Pourquoi faire simple quand on peut faire compliqué ? C’est ce que reproche le syndicat de l’enseignement (SEW) à Claude Meisch et à sa politique néo-libérale pratiquée ces dix dernières années.
Égalité des chances, inclusion, pénurie d’enseignants, réforme du cycle inférieur, digitalisation… «On ne peut pas reprocher à Claude Meisch de n’avoir rien fait.
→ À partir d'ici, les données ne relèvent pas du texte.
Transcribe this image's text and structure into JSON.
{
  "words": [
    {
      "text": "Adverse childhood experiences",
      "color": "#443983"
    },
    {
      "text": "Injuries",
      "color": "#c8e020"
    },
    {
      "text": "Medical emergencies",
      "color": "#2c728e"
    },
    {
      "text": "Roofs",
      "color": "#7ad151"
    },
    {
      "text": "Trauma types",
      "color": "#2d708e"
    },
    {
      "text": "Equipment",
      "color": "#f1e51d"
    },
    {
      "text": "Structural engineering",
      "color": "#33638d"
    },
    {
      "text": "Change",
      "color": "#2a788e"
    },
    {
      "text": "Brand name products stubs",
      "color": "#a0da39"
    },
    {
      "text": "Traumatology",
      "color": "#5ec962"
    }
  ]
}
Nous dénonçons un activisme et des décisions qui n’ont pas été prises en concertation avec les acteurs du terrain.»
Le SEW reproche à Claude Meisch de faire cavalier seul et de vendre la peau de l’ours avant de l’avoir tué. Le ministre aurait un peu trop tendance à pratiquer l’auto-promotion sans attendre de résultats concrets sur lesquels baser ses analyses et à «justifier ses mesures et réformes par des interprétations personnelles de rapports plus ou moins pertinents». «Il a systématiquement recours à un procédé pseudo-scientifique pour légitimer ses actions», regrette Joëlle Damé, présidente du syndicat enseignant.
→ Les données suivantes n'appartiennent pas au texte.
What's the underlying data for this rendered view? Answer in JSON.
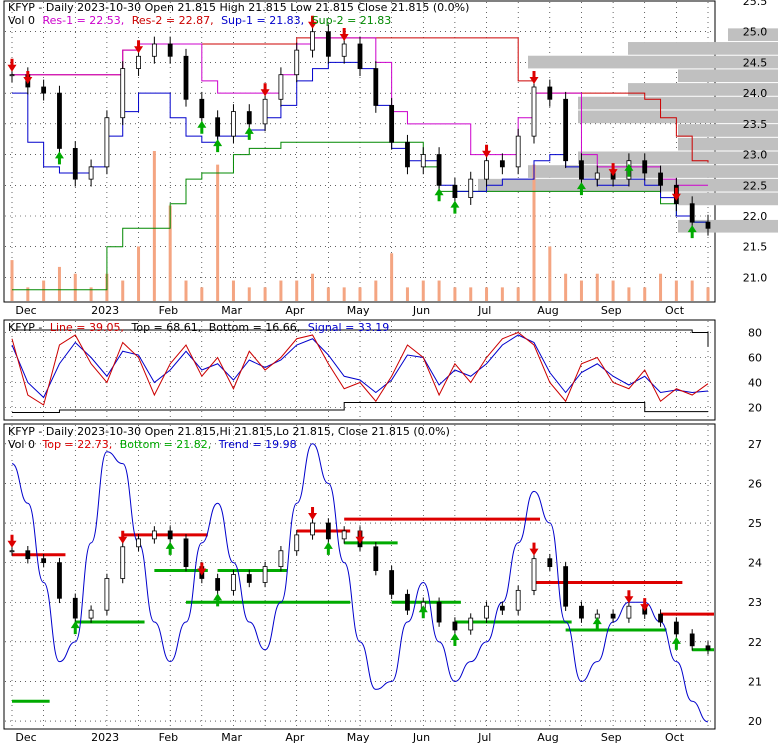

Ces dix dernières années de politique néo-libérale en matière d’enseignement n’auraient été qu’un échec. Elles n’auraient contribué qu’à compliquer inutilement le système scolaire luxembourgeois et à creuser encore davantage les inégalités.
Joëlle Damé ne mâche pas ses mots et souligne au stylo rouge l’échec du ministre de l’Éducation nationale, qui aurait notamment «manqué de courage». «Claude Meisch a choisi la voie la plus simple pour résoudre la crise de l’enseignement au Luxembourg en laissant les écoles internationales se développer en un système parallèle», note-t-elle.
«Elles sont présentées comme des tremplins pour les enfants qui ont des difficultés scolaires, mais ce n’est pas vrai. L’élève lusophone au statut socio-économique faible n’atterrit pas dans ces établissements.» Lundi après-midi, l’une de ces écoles internationales a été inaugurée à Differdange. Elles proposent une alphabétisation dans la langue maternelle des élèves, ce qui doit doper leurs chances de réussite scolaire, selon le ministre.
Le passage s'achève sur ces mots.